The issue of stamp duty waivers for non-local buyers also emerged when major political parties met city leader John Lee Ka-chiu last month to present their wish list ahead of his first policy address on October 19.
The New People’s Party suggested waiving the extra stamp duty for non-locals who buy homes after living in the city for at least three years.
But party vice-chairman Lai Tung-kwok said Hong Kong’s biggest problem in attracting talent was that it lacked an agency focused on identifying the city’s manpower needs and taking steps to draw talent from abroad.
“We should consult the relevant sectors, draw up a talent list, and attract these people to come,” he said.
Existing schemes also needed improving, said Lai, formerly the city’s security minister and immigration chief.
The Quality Migrant Admission Scheme, for example, allowed university graduates from overseas to move to Hong Kong before securing a job, but the application process could take half a year.
“Even after they come, they must renew their visas every one or two years. This is very troublesome,” he added.
In contrast, he said, Singapore had recently introduced the Overseas Networks and Expertise (ONE) Pass offering five-year visas to top executives paid a fixed monthly salary of S$30,000 (HK$168,000). He said this was something Hong Kong could consider doing.

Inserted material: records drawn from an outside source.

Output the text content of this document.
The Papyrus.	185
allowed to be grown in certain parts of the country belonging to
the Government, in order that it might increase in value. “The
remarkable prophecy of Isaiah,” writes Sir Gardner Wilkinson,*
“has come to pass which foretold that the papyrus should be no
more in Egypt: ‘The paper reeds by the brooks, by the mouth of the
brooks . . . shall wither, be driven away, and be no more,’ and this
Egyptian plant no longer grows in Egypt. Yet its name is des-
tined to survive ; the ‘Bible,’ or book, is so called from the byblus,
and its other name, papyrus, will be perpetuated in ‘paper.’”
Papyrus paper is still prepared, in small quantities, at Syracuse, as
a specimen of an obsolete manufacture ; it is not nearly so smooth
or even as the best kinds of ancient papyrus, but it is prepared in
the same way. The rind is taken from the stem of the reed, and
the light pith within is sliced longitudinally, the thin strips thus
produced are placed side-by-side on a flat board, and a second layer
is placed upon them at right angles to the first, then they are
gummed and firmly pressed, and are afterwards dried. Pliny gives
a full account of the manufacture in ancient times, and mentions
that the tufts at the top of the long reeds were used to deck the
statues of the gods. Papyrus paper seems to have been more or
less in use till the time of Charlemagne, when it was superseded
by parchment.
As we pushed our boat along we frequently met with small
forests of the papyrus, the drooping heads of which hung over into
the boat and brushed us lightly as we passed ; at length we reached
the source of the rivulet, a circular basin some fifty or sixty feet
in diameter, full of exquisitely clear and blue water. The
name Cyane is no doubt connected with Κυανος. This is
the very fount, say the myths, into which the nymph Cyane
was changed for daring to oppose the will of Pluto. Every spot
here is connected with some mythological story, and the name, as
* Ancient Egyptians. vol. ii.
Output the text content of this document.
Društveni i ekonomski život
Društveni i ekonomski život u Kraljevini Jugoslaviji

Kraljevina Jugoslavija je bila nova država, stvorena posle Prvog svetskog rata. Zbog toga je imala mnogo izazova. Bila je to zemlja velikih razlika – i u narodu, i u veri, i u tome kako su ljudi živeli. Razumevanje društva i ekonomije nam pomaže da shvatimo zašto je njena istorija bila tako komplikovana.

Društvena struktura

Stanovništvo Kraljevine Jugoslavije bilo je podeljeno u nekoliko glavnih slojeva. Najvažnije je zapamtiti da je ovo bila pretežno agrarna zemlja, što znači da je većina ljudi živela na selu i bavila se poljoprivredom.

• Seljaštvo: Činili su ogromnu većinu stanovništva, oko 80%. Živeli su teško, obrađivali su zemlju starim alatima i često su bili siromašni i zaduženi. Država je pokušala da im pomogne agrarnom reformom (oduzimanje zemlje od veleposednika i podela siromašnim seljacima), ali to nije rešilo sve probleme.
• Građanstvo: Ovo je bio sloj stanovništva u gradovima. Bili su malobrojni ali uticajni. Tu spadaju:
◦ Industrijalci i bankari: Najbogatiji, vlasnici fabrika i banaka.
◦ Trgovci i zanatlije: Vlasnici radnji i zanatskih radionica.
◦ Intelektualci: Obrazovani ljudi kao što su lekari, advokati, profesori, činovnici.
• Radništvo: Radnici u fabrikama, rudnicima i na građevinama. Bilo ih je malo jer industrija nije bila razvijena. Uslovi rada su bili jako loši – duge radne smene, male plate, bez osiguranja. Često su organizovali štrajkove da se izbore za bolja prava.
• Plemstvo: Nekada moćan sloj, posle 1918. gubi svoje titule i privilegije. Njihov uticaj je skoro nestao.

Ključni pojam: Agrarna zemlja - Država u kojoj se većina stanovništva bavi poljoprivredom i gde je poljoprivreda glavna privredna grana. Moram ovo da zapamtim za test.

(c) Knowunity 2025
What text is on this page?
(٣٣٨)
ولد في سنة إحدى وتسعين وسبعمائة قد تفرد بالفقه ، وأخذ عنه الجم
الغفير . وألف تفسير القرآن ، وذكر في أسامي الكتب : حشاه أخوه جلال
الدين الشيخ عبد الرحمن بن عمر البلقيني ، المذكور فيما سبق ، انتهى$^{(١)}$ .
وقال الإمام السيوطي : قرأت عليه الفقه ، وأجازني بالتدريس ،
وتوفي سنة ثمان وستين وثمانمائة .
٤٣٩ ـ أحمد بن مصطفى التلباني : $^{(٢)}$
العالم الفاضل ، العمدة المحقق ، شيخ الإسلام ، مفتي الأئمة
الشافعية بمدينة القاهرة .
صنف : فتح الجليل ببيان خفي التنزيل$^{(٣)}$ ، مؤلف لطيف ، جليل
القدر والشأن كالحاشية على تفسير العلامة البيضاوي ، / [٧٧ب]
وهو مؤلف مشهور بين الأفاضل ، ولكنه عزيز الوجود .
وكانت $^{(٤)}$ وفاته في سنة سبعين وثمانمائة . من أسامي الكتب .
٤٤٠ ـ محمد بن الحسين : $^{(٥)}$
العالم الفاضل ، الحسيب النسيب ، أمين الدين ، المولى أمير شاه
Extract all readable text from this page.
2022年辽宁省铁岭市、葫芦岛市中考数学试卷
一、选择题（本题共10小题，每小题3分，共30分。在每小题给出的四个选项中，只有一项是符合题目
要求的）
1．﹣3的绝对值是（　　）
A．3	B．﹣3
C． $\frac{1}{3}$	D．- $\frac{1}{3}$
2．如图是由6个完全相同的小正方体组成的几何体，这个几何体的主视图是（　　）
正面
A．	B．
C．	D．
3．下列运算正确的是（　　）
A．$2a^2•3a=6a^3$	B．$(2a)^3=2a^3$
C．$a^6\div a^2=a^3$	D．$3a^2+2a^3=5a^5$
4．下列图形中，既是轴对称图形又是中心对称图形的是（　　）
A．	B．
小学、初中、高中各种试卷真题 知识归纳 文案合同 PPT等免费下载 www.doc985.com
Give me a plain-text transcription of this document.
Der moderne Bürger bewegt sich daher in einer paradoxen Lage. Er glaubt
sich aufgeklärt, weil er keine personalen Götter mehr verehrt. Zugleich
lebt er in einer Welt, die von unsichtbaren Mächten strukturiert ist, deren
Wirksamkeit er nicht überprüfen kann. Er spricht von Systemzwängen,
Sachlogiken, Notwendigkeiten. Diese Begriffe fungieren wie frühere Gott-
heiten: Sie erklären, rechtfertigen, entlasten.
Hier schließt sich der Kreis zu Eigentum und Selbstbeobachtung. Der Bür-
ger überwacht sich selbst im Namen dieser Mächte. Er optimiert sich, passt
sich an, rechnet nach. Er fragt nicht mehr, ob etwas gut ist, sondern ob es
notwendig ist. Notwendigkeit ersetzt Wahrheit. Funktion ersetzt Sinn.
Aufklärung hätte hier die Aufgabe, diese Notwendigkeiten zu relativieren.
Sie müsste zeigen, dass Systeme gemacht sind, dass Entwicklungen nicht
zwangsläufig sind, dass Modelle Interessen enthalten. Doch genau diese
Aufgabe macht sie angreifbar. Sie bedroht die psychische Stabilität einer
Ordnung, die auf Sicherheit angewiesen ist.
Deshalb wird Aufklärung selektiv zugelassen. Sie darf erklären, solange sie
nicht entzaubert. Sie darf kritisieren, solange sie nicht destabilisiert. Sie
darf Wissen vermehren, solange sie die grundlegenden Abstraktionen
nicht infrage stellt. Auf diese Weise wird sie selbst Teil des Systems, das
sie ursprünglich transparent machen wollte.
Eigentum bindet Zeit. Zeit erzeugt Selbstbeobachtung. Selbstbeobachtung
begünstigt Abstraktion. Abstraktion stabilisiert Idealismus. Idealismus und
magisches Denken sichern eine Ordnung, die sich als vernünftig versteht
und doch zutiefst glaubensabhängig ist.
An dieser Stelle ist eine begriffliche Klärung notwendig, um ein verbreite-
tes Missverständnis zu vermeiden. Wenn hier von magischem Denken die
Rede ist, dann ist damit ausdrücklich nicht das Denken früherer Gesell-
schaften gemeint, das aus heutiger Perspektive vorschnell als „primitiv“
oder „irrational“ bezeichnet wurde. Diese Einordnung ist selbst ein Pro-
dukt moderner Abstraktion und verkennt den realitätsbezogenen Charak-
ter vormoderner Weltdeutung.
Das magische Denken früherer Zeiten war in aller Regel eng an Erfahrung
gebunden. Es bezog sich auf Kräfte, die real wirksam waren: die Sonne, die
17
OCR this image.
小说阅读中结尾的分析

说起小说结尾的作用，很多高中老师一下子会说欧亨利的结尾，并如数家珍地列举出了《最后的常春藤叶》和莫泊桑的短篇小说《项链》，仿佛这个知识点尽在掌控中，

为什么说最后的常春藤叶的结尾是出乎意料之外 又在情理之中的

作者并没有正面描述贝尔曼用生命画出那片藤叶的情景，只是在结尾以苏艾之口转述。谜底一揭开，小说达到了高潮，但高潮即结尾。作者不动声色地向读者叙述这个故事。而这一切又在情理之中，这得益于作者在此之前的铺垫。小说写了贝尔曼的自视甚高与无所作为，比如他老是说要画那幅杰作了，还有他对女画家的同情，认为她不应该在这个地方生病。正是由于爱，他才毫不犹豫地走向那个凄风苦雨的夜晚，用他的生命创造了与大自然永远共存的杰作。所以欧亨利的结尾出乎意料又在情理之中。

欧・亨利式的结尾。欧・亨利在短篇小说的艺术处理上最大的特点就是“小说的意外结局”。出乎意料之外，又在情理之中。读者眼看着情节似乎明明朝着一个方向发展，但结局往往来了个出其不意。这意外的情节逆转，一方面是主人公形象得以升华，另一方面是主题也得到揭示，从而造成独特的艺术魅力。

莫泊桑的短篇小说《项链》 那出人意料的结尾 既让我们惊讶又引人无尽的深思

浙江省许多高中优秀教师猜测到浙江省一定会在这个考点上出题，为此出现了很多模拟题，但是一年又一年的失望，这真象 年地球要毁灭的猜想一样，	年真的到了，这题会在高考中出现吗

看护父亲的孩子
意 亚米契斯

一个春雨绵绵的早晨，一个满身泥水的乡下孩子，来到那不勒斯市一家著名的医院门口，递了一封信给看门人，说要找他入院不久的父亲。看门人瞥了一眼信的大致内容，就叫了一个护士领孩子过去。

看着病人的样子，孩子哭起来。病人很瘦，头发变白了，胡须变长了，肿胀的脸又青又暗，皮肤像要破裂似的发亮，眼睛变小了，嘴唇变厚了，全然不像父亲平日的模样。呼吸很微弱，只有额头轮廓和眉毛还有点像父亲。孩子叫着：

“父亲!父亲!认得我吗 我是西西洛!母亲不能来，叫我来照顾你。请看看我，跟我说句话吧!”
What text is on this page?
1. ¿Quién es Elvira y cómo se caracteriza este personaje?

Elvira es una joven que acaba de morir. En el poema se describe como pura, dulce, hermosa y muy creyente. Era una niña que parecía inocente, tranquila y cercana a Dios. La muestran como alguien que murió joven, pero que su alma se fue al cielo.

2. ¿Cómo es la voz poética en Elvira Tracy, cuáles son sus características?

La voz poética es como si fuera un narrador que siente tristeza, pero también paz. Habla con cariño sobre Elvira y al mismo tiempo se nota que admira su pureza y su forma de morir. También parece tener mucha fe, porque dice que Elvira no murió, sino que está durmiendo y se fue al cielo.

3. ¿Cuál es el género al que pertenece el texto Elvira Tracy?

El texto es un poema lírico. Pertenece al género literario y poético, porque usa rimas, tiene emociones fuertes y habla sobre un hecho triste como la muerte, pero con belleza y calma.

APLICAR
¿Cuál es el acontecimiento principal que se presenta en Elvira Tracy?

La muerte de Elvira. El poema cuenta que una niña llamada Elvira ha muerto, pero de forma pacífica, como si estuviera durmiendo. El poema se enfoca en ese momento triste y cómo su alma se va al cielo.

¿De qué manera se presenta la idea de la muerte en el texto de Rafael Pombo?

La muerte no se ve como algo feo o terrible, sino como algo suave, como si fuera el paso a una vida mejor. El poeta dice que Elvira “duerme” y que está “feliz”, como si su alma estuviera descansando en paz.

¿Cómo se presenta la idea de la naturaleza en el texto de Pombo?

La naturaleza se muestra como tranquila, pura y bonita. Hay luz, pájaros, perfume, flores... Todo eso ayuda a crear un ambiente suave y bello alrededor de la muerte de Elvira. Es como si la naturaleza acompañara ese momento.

Pointing to Britain’s High Potential Individual work visa policy aimed at attracting graduates of 50 universities worldwide, he said: “Hong Kong could do this and include tertiary education institutions from the US and mainland China.”
Technology sector lawmaker Duncan Chiu Tat-kun also complained that while Singapore’s Economic Development Board and Manpower Ministry had taken the initiative to attract talent from abroad, Hong Kong’s efforts and existing talent schemes fell short.
He said the Global STEM Professorship Scheme, to attract specialists in science, technology, engineering and mathematics, had brought more than 60 professors and their research teams to Hong Kong, but should be extended to include associate professors too.
He urged the government to learn from Shenzhen’s Peacock Plan and Beijing’s “Thousand Talents” programme, which hired overseas talents and top researchers.
Under the Peacock Plan, top talents are offered one-off allowances, ranging from 800,000 yuan to 1.5 million yuan (about US$113,500 to US$215,000), and other perks for their dependents, housing and healthcare.
The “Thousand Talents” programme set clear targets for the number of people to be recruited, something Hong Kong did not do, Chiu said.
Associate Professor Walter Theseira of the Singapore University of Social Sciences said the city state’s schemes were generally “very market driven and market responsive”.
“The Singapore government keeps a close eye on the economy and on the needs of employers, and if there is feedback that there are skills or capabilities that are hard to find locally, or that current employment systems are causing difficulties for business, the government responds,” he said.
“The ONE Pass scheme is just the latest example of a policy that has been adopted no doubt in response to concerns raised by the business community.”